You know that feeling that occurs on the first day back in the office after a business trip. The one where you stare at your calendar, unread emails, and to-do list, and feel completely swamped despite having just spent a whirlwind week networking and sitting in meetings. Yeah, that one. That’s the feeling we’re trying to alleviate in this article. We’ll provide tips and tricks for maximizing your productivity when you’re on the bus, so that you aren’t completely overwhelmed when you get back to regular operations.
Planning with productivity in mind
The most important thing to do to get the most out of your travel time is to plan accordingly. Look at your to-do list and select the best items to tackle on the road. We suggest using the SMART criteria to choose those tasks. SMART stands for Specific Measurable Achievable Relevant Time-bound. These are the adjectives you should be able to apply to the items you choose.
What do you need to complete each task?
By that we mean, what kind of tools do you need and where are they available? For instance, if you need to call into a meeting, you probably need wifi to access your Zoom, Skype, or Google account. Most coach buses have wifi so you can pop into the office even when you’re on the road. Just make sure to bring along your earbuds so as not to disturb your seatmates. You’ll also want to consider whether you can use a screen on the bus. Some people have difficulty reading screens while in a vehicle. If that’s the case, bring along the print articles you’ve been meaning to read, a notebook to do some brainstorming, or recordings of presentations you’re working on. Whatever you have planned, make sure you’re equipped to complete your task. Nothing keeps you motivated like achieving goals you’ve set for yourself!
Motivation on the road
So, how does one stay inspired while on the road? Like we said, achieving goals motivates you to achieve more goals. That’s why it’s important to break down large goals into smaller, manageable tasks. Why do people write completed items on a checklist just to cross them out? Because it feels good! It drives you to cross out the other items. So make yourself a task list that is broken down so that you can cross out several items, enjoying little servings of pride as you go.
Networking on the road
When you’re planning work for your bus trip, don’t forget to leave yourself time to look up and meet your neighbor. If your company has rented a charter bus for a conference, you’re sure to be sitting next to a colleague.
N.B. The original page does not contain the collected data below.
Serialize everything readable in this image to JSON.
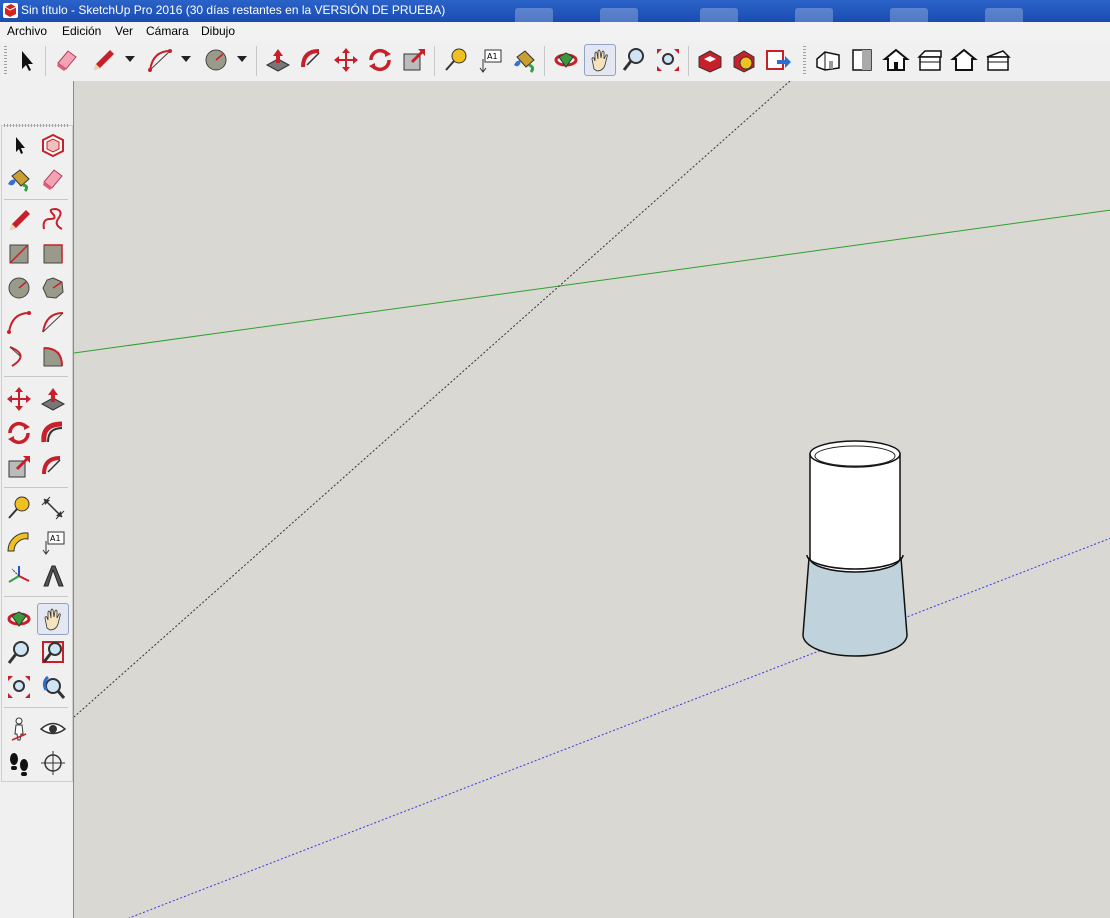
{
  "window": {
    "title": "Sin título - SketchUp Pro 2016 (30 días restantes en la VERSIÓN DE PRUEBA)",
    "app_icon": "sketchup-logo-icon"
  },
  "menu": {
    "items": [
      "Archivo",
      "Edición",
      "Ver",
      "Cámara",
      "Dibujo"
    ]
  },
  "toolbar": {
    "tools": [
      "select",
      "eraser",
      "line",
      "arc",
      "circle",
      "push-pull",
      "follow-me",
      "move",
      "rotate",
      "scale",
      "tape-measure",
      "text",
      "paint-bucket",
      "orbit",
      "pan",
      "zoom",
      "zoom-extents",
      "3d-warehouse",
      "extension-warehouse",
      "send-to-layout",
      "iso-view",
      "front-view",
      "top-view",
      "right-view",
      "back-view",
      "left-view"
    ],
    "active_tool": "pan"
  },
  "tool_palette": {
    "tools": [
      "select",
      "make-component",
      "paint-bucket",
      "eraser",
      "line",
      "freehand",
      "rectangle",
      "rotated-rectangle",
      "circle",
      "polygon",
      "arc",
      "two-point-arc",
      "three-point-arc",
      "pie",
      "move",
      "push-pull",
      "rotate",
      "follow-me",
      "scale",
      "offset",
      "tape-measure",
      "dimension",
      "protractor",
      "text",
      "axes",
      "3d-text",
      "orbit",
      "pan",
      "zoom",
      "zoom-window",
      "zoom-extents",
      "previous-view",
      "position-camera",
      "look-around",
      "walk",
      "section-plane"
    ],
    "active_tool": "pan"
  },
  "scene": {
    "background": "#d9d8d3",
    "axis_colors": {
      "green": "#2fa02f",
      "blue": "#3a3ae0",
      "black": "#333333"
    },
    "object": "cylinder"
  }
}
Try to pick a seat next to someone you don’t interact with every day. Introduce yourself and make that connection. If you’re stepping onto a shuttle bus for a hack-a-thon or tradeshow, take a moment to engage your seatmate. Find out where they work, and don’t forget to share contact information.
Depending on your company, you may or may not be booking your own accommodations. If you have any say in where you’ll stay, pick a hotel that supports work. That means making sure there is a business center. These days you can use your phone, laptop, and tablet for most remote work, but it’s always a good idea to have an emergency back up plan in case something happens to your device. You’ll also want to do some research into what your hotel is known for. Make sure you’re not booking a room at the biggest student party hotspot in America. Lastly, if you’re travelling for a conference, book a room in the hotel where the event is held. Immerse yourself in what you’re travelling to do, while eliminating transportation between the hotel and your scheduled engagements.
Remote work is easier than ever! There are hundreds of tools to make connecting with the office from the road simple and efficient. Before you board your charter bus, load up your devices with all the apps you need to optimize your productivity. SignNow, Slack, WhatsApp, Asana, Trello, whatever you use—download it, sync it, know how to use it. While you’re at it, make sure you pack your carry-on with essential gadgets so they’re on hand on the road. Take a wireless charger (if you’re on a bus, like a school bus or minibus, that doesn’t have outlets), extra batteries, tablet, hotspot connection, or even old fashioned printed documents.
The importance of downtime even when you’re in transit
In an article about the importance of downtime, Ferris Jabr writes, “Downtime is an opportunity for the brain to make sense of what it has recently learned, to surface fundamental unresolved tensions in our lives and to swivel its powers of reflection away from the external world toward itself.” As much as we might try, we can’t be on every minute of every day. Our brains just don’t work that way. In fact, our brains need time to wander, relax, and process what they’ve learned. Don’t forget to give yourself a moment to drink water, visit a park, and be alone. It’s easy to convince yourself that downtime is a waste of time. But when you’re on a whirlwind work trip, it’s even more important to make the space and time to process.
Time to review
On the ride back from your trip, give yourself time to review what just happened. Compile your notes and meeting minutes into a report, even if it’s just for yourself. Highlight the next steps and actionable bullet points, then make a to-do list. This step of productive travel is vital! It makes all the running around, unfamiliar beds, and handshaking worth it.